Fisheries Commission to regulate aquaculture
The Fisheries Commission has developed a new requirement to regulate aquaculture in the country in order to help increase farm productivity and ensure safe and quality fish for the market.
The Fish Farming Certification Protocol is currently being validated by experts and stakeholders in the aquaculture industry for necessary inputs before it is forwarded to the Cabinet for consideration.
The new protocol, which is a review of an existing one-stop certification, has been split into a three-tier certification criteria, with a focus on ensuring a more practical and step-by-step approach to the adoption of good aquaculture practices and food safety standards.
It is being spearheaded by the International Food Policy Research Institute (IFPRI), the Water Research Institute of the Council for Scientific and Industrial Research (WRI-CSIR) and KIT Royal Tropical Institute of The Netherlands and WorldFish under the Tilapia Seed Project.
As a result, a two-day validation workshop was held in Dodowa in the Greater Accra Region last Monday to present the reviewed tiered certification protocol to farmers and stakeholders for awareness and validation.
The workshops will be held in the southern, middle and northern parts of the country. The first workshop hosted farmers, stakeholders, aquaculture sector regulators and individual experts from the Eastern, Greater Accra and Volta regions.
The middle zone workshop will host farmers and stakeholders from the Bono, Bono East, Ahafo and Ashanti regions, while that of the northern zone is expected to host stakeholders from the Upper East, Upper West, Savanah, North East and Northern regions.
Opening the workshop, a researcher at the WRI-CSIR, Dr Seth Agyakwah, observed that the objective of a certification system was to ensure that products were of good quality and safe for human consumption.
He said in 2017, a one-stop certification protocol for aquaculture establishments (hatcheries, grow-outs and feed mills) was introduced in Ghana’s aquaculture industry by the Fisheries Commission.
He said three years on, no aquaculture farm (large or small scale) had been certified due to the unsuccessful fulfilment of all requirements in the certification protocol, according to a diagnostic study conducted by the Tilapia Seed Project in 2020.
“Thereafter, the project consortium partners, including the Fisheries Commission, have reviewed and partitioned the existing one-stop certification protocol into a three-tier certification protocol, with focus on ensuring a more practical and step-wise approach to the adoption of good aquaculture practices and food safety standards.
“We are going to validate important protocol or certification guidelines that have been developed since 2017 by the Fisheries Commission,” he said.
The Head of the Inland Fisheries Division at the Fisheries Commission, Dr Emmanuel Nii Aryee, said with a collaborative effort, the Tilapia Seed Project sought to develop a seed dissemination programme, with attendant research that had been executed to ensure that farmers had equitable distribution of good and quality fingerlings for production.

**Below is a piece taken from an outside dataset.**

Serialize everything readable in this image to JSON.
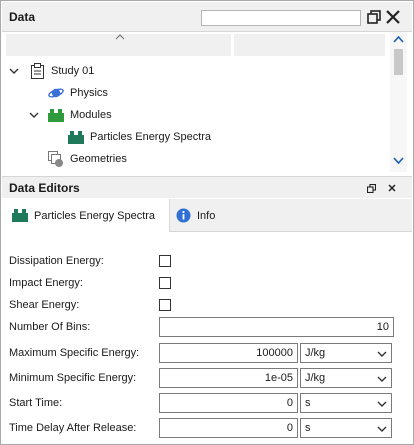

“At the heart of this is the health aspect, because before you cultivate the fish, it is the state of the fingerlings that will determine finally what will be produced; and essentially we want to produce fish of high quality without any diseases or contamination.
“We are here to look at hatcheries, grow-outs and feed mills certification protocol that has been developed by our fish health unit. The workshop seeks to get the input of stakeholders because this document will be sent to the Cabinet for approval and become the basis for managing our farms,” he said.
A researcher and Chairman of the workshop, Dr Eddie Kofi Abban, said inputs made by participants would help improve the country’s fisheries sector.